Pipelining II Andreas Klappenecker CPSC321 Computer Architecture.

PIPELINING basics - · PIPELINING basics • A pipelined architecture for MIPS • Hurdles in pipelining • Simple solutions to pipelining hurdles • Advanced pipelining

COSC 6385 Computer Architecture - Pipelining (II)gabriel/courses/cosc6385_s18/CA_09_Pipelining_2.pdf · 1 COSC 6385 Computer Architecture - Pipelining (II) Edgar Gabriel Spring 2018

CS 61C: Great Ideas in Computer Architecture Pipelining ...gamescrafters.berkeley.edu/.../lec/20/2016Sp-CS61C-L20-Pipelining-post.pdf9. Pipelining Hazards A hazard is a situation that

Pipelining in MIPs Architecture

COSC 6385 Computer Architecture Dynamic Branch Prediction · Computer Architecture Dynamic Branch Prediction Edgar Gabriel Spring 2018 Pipelining • Pipelining allows for overlapping

CSCE 430/830 Computer Architecture Basic Pipelining & Performance

EECS 322 Computer Architecture Introduction to Pipelining

CS152 Computer Architecture and Engineering Lecture 15 Advanced pipelining/Compiler Scheduling

Lecture 05: Pipelining: Basic/ Intermediate Concepts … 05: Pipelining: Basic/ Intermediate Concepts and Implementation CSE 564 Computer Architecture Summer 2017 Department …

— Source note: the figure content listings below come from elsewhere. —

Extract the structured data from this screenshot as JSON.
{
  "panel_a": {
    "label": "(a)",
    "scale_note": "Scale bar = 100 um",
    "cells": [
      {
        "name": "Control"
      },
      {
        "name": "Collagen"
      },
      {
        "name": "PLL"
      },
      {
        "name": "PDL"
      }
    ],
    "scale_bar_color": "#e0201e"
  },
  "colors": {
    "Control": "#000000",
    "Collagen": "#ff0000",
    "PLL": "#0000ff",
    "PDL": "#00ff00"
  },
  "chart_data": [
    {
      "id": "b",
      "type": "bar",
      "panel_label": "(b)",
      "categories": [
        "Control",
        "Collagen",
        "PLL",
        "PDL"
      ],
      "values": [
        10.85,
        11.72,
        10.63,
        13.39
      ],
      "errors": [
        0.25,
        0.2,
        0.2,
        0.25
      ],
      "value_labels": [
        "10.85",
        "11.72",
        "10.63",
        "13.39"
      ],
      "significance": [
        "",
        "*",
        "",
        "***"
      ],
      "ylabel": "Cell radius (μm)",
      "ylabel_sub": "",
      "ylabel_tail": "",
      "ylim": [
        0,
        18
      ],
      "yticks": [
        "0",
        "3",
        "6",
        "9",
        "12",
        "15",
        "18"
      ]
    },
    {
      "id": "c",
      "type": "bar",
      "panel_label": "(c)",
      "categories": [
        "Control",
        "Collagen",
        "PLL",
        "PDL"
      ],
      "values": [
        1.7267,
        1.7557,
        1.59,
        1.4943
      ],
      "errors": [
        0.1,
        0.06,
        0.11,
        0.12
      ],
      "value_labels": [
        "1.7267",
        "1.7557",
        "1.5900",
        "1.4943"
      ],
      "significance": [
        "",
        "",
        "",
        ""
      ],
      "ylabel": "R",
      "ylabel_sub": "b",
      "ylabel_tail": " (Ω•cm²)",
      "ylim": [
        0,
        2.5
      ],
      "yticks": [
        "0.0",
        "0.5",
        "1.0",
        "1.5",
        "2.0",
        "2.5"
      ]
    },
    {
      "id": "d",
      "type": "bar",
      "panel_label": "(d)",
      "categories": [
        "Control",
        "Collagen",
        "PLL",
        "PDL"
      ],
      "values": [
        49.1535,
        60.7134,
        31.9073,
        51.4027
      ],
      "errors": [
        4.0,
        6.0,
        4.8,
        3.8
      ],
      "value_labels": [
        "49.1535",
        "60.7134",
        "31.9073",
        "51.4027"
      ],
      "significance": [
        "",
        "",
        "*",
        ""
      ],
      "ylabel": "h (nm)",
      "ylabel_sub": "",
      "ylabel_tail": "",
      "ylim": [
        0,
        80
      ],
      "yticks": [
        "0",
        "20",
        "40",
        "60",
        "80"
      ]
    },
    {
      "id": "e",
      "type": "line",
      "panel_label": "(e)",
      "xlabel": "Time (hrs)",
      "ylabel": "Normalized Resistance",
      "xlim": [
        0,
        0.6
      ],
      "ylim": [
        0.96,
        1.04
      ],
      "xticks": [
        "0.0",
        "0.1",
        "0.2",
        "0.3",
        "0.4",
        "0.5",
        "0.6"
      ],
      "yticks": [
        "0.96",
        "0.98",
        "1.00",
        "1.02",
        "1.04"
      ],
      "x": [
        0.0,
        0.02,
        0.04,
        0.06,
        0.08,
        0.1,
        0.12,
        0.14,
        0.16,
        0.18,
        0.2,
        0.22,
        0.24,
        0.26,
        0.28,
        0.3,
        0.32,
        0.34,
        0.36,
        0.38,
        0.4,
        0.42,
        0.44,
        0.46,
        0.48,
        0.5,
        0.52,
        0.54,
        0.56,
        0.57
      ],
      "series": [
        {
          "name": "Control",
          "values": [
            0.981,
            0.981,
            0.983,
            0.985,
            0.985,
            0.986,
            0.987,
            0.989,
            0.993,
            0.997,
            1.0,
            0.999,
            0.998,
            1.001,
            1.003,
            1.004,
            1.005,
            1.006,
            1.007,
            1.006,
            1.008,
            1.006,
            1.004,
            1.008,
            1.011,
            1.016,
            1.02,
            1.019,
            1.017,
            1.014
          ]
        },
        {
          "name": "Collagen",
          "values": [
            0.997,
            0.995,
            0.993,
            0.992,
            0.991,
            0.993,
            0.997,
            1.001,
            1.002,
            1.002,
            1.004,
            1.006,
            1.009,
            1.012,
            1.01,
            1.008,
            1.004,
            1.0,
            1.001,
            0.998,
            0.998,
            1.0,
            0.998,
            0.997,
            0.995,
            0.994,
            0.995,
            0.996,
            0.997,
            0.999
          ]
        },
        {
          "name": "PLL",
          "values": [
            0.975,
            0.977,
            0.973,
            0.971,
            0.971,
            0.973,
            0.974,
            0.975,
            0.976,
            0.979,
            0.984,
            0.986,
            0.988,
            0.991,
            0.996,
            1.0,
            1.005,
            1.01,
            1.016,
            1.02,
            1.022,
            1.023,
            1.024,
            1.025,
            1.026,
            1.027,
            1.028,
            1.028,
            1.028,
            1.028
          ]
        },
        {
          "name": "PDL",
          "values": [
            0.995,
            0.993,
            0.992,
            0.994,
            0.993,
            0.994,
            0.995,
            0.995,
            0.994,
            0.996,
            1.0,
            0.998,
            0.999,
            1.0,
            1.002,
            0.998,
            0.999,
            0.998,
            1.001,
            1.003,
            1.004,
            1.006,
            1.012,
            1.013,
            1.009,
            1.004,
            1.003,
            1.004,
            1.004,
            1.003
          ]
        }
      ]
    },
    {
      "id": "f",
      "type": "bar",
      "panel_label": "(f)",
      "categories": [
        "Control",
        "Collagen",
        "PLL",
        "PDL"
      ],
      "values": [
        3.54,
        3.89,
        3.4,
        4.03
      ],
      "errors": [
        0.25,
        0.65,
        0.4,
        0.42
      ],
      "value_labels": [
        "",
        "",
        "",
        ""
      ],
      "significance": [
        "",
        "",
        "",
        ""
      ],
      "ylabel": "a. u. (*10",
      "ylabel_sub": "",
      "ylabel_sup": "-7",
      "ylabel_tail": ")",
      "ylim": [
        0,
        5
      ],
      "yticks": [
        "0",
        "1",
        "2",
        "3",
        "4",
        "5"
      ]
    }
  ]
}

This Unit: Pipelining Advanced Computer Architecture I

Computer architecture pipelining

Flexible Architecture

CPSC 614:Graduate Computer Architecture Lecture 2 Pipelining, Caching, and Benchmarks

Computer Architecture Lecture 6: Pipelining - …sallamah.weebly.com/uploads/6/9/3/5/6935631/comparch-2016-s-06.pdf · Computer Architecture Lecture 6: Pipelining ... (J, COND, IRD)

PIPELINING AND PROCESSOR PERFORMANCE - … · PIPELINING AND PROCESSOR PERFORMANCE ... Computer Architecture: A Quantitative Approach”, 5th edition, Chapter 1, John L. Hennessy

EECE 476: Computer Architecture Slide Set #4: Pipelining

ELEC692 VLSI Signal Processing Architecture Lecture 2 Pipelining and Parallel Processing.

Chap 6.1 Computer Architecture Chapter 6 Enhancing Performance with Pipelining.